Sunday, September 22, 2013

News From Elk Country

The 2013 elk rut continues on Winslow Hill with some periods being very dead and a good level of activity at other times.  So far no 400 class bulls have been spotted at the Winslow Hill viewing areas, but it  has been reported that the holder of the Governors Conservation Tag took a 430 class bull in the Karthus area yesterday. This is a special license that is auctioned off  to the highest bidder. This year the successful bidder could hunt from September 2-November 9th.

I hope that some larger bulls will show up on Winslow Hill if the rut intensifies next week as it usually does.  As it is most of the bulls are either small or young bulls that have not reached their prime.  Although some of these are very nice, they are not top tier bulls.

Young 6x6 Winslow Hill: Canon 5D MK III-70-200mm f2.8 L IS- ISO 1600-1/320 sec. f4.0
At the other end of the spectrum is a bull that is quite popular with the community of elk photographers.  This is "Limpy" so called because he frequently limps as a result of injuries he received in 2010.  He is now an old bull and his rack is smaller than last year. I hadn't had a particularly good encounter with him until last evening.

There was a lot of rain on Saturday afternoon, but it tapered off into light sprinkles in the evening and elk activity was good.  Odie Swartz and I found Limpy and a small group of cows at the Porcupine Run-Winslow Hill viewing area and photographed him until he left the food plot just before dark.  He spent most of the evening on the grain that was planted, which is not the best setting for photographs. As it was growing late he got in the more natural looking grass at the edge of the plot, which gave a better composition.
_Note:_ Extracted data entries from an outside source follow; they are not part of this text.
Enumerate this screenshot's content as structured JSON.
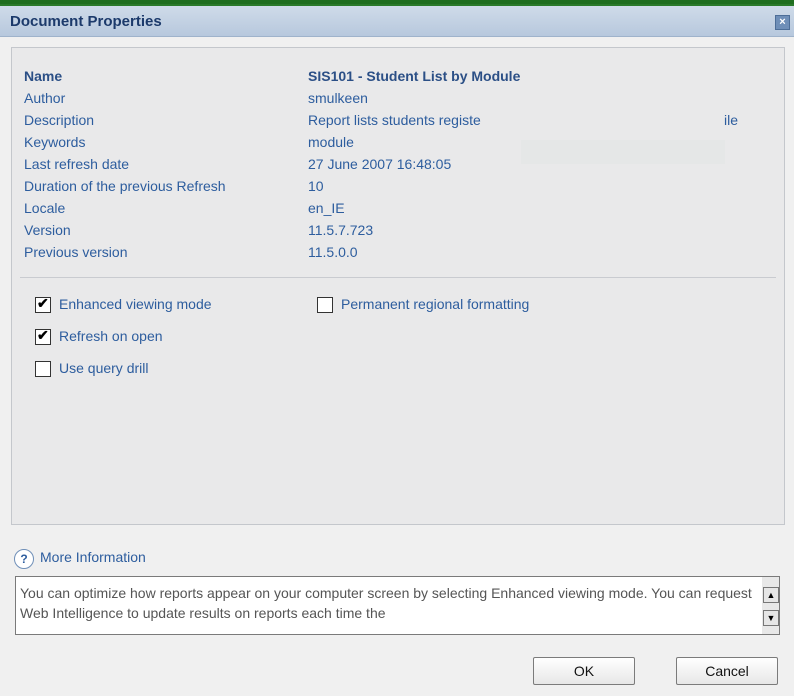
{
  "window": {
    "title": "Document Properties",
    "close_label": "×"
  },
  "properties": [
    {
      "label": "Name",
      "value": "SIS101 - Student List by Module",
      "emphasis": true
    },
    {
      "label": "Author",
      "value": "smulkeen"
    },
    {
      "label": "Description",
      "value": "Report lists students registe",
      "value_tail": "ile"
    },
    {
      "label": "Keywords",
      "value": "module"
    },
    {
      "label": "Last refresh date",
      "value": "27 June 2007 16:48:05"
    },
    {
      "label": "Duration of the previous Refresh",
      "value": "10"
    },
    {
      "label": "Locale",
      "value": "en_IE"
    },
    {
      "label": "Version",
      "value": "11.5.7.723"
    },
    {
      "label": "Previous version",
      "value": "11.5.0.0"
    }
  ],
  "options": {
    "enhanced_viewing": {
      "label": "Enhanced viewing mode",
      "checked": true
    },
    "permanent_regional": {
      "label": "Permanent regional formatting",
      "checked": false
    },
    "refresh_on_open": {
      "label": "Refresh on open",
      "checked": true
    },
    "use_query_drill": {
      "label": "Use query drill",
      "checked": false
    }
  },
  "more_info": {
    "label": "More Information",
    "icon": "help-icon",
    "text": "You can optimize how reports appear on your computer screen by selecting Enhanced viewing mode. You can request Web Intelligence to update results on reports each time the"
  },
  "buttons": {
    "ok": "OK",
    "cancel": "Cancel"
  },
  "colors": {
    "label_blue": "#2d5d9e",
    "title_blue": "#1c3a6b"
  }
}
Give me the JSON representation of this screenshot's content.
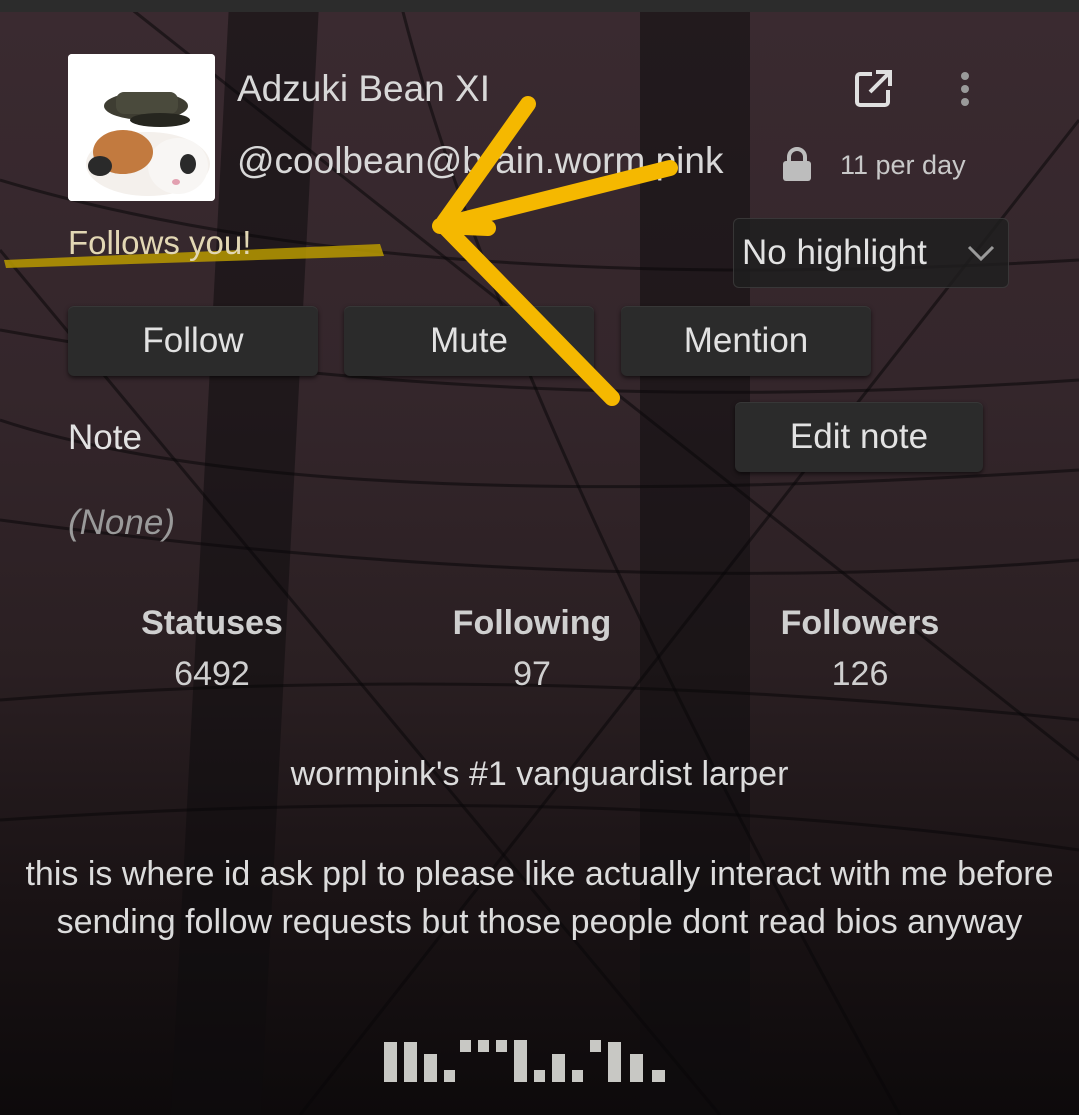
{
  "profile": {
    "display_name": "Adzuki Bean XI",
    "handle": "@coolbean@brain.worm.pink",
    "posts_per_day": "11 per day",
    "follows_you": "Follows you!"
  },
  "highlight_select": {
    "selected": "No highlight"
  },
  "actions": {
    "follow": "Follow",
    "mute": "Mute",
    "mention": "Mention",
    "edit_note": "Edit note"
  },
  "note": {
    "label": "Note",
    "value": "(None)"
  },
  "stats": [
    {
      "label": "Statuses",
      "value": "6492"
    },
    {
      "label": "Following",
      "value": "97"
    },
    {
      "label": "Followers",
      "value": "126"
    }
  ],
  "bio": {
    "title": "wormpink's #1 vanguardist larper",
    "body": "this is where id ask ppl to please like actually interact with me before sending follow requests but those people dont read bios anyway"
  },
  "colors": {
    "annotation_arrow": "#f5b800",
    "highlight_marker": "#b99a00"
  },
  "icons": {
    "external_link": "external-link-icon",
    "menu": "kebab-menu-icon",
    "lock": "lock-icon",
    "chevron": "chevron-down-icon"
  }
}
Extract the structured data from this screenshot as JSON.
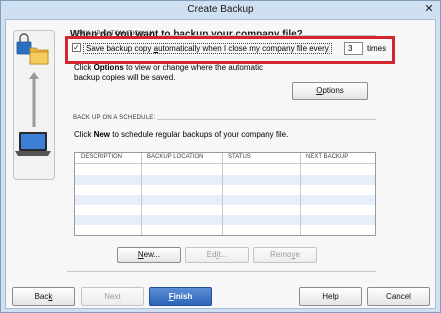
{
  "window": {
    "title": "Create Backup",
    "close_glyph": "✕"
  },
  "heading": "When do you want to backup your company file?",
  "auto_section": {
    "label": "BACK UP AUTOMATICALLY:",
    "checkbox_checked": true,
    "checkbox_mark": "✓",
    "checkbox_label_before": "Save backup copy ",
    "checkbox_label_mnemonic": "a",
    "checkbox_label_after": "utomatically when I close my company file every",
    "times_value": "3",
    "times_label": "times",
    "info_before": "Click ",
    "info_bold": "Options",
    "info_after": " to view or change where the automatic backup copies will be saved.",
    "options_button_mnemonic": "O",
    "options_button_rest": "ptions"
  },
  "schedule_section": {
    "label": "BACK UP ON A SCHEDULE:",
    "text_before": "Click ",
    "text_bold": "New",
    "text_after": " to schedule regular backups of your company file.",
    "columns": [
      "DESCRIPTION",
      "BACKUP LOCATION",
      "STATUS",
      "NEXT BACKUP"
    ],
    "new_mnemonic": "N",
    "new_rest": "ew...",
    "edit_before": "Ed",
    "edit_mnemonic": "i",
    "edit_after": "t...",
    "remove_before": "Remo",
    "remove_mnemonic": "v",
    "remove_after": "e"
  },
  "footer": {
    "back_before": "Bac",
    "back_mnemonic": "k",
    "next_label": "Next",
    "finish_before": "",
    "finish_mnemonic": "F",
    "finish_after": "inish",
    "help_label": "Help",
    "cancel_label": "Cancel"
  },
  "icons": [
    "lock-icon",
    "folder-icon",
    "arrow-up-icon",
    "laptop-icon"
  ],
  "colors": {
    "highlight_box": "#d3262e",
    "primary_button": "#2c63b8",
    "row_alt": "#e5eefa"
  }
}
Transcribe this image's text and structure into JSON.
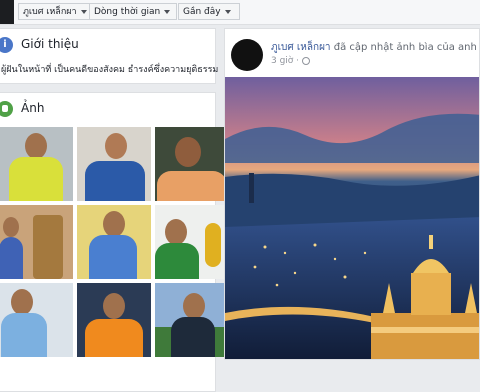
{
  "topbar": {
    "filters": [
      {
        "label": "ภูเบศ เหล็กผา"
      },
      {
        "label": "Dòng thời gian"
      },
      {
        "label": "Gần đây"
      }
    ]
  },
  "intro": {
    "title": "Giới thiệu",
    "bio": "ผู้ฝันในหน้าที่ เป็นคนดีของสังคม ธำรงค์ซึ่งความยุติธรรม"
  },
  "photos": {
    "title": "Ảnh",
    "items": [
      {
        "label": "photo-1"
      },
      {
        "label": "photo-2"
      },
      {
        "label": "photo-3"
      },
      {
        "label": "photo-4"
      },
      {
        "label": "photo-5"
      },
      {
        "label": "photo-6"
      },
      {
        "label": "photo-7"
      },
      {
        "label": "photo-8"
      },
      {
        "label": "photo-9"
      }
    ]
  },
  "post": {
    "author": "ภูเบศ เหล็กผา",
    "action": "đã cập nhật ảnh bìa của anh ấy.",
    "time": "3 giờ ·"
  },
  "colors": {
    "link": "#385898",
    "intro_icon": "#4a76c8",
    "photo_icon": "#50a147"
  }
}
It was twilight by this time, which  made a perfect opportunity to see how the 70D performed in low light conditions, but I only took a few frames of him bugling before he wheeled an ran down over the hill toward the Gilbert Meadows where several bulls were chasing cows. .  My lens of choice was the 300mm f2.8 and I used ISO 1600. After working with this photograph I would say  the 70D, as one would expect, does not equal the 5D MK III at 1600  ,but this is offset by the better long range ability of its' 1.6 crop sensor and its' much lower cost. This  is an excellent DSLR for wildlife.

Limpy: Canon 70D-300mm f2.8 L IS-ISO 1600-1/50 sec. f 2.8
Another bull that was seen in the saddle earlier last week was also being seen in the meadows at the Gilbert  at the end of the week. Many have commented that this is one of the wildest bulls they have seen in the area.  He barks at people who at times are 100-200 yards away.  He doesn't do this when among the herd at the Gilbert, but he still has that "wild" alert look in his eye.

"Wild Bull": Canon 70D-300mm f2.8 L IS-1.4x extender-ISO 400-1/1000 sec. f  4.0
Another bull has an impressive spread, but I was surprised that he is only a 5x6.  This bull is also a bit on the shy side, but not as much so as the one  above.
5x6 Chasing Cows: Canon 5D MK III-300mm f2.8 L IS- ISO 400-1/400 sec. f4.5
He is shown in hot pursuit of a cow in the photograph above and bugling in the one below. It was hard to get a good portrait pose as he was with a large herd of cows and there was usually one or more out of focus cows in the frame.

5x6 Bugles: Canon 70D-300mm f2.8 L IS+1.4 extender-ISO 160-1/0 sec. f  5.6
I used ISO 160 and 1/60 for the above photo as I was taking video (1/60 sec. is the ideal shutter speed for video in many cases) and fired a still while it was paused in video mode, without changing to settings better suited for stills.

Originally published at Pennsylvania Wildlife Photographer by Willard Hill.


Marci Geise said...

Great post, Willard. Thank you for highlighting the bulls this way. Wonderful photos and information.

Paul said...

Very informative...I hope to make it up to Benezette again Tuesday of this week...

Unknown said...

Good post Willard. Maybe I will see you yet this fall.

Lindsjö taxar said...

Great Pictures!
Limpy :-) great name for a big bull...So he will stay with the herd ?

Ruth Hiebert said...

Amazing pictures.

Willard said...


He will stay with the herd until the rut is over and then he will likely move back to his home range and either live alone or in a bachelor group of bulls.

Tom said...

Love the 3rd picture Willard... for some reason it jumps right out at me.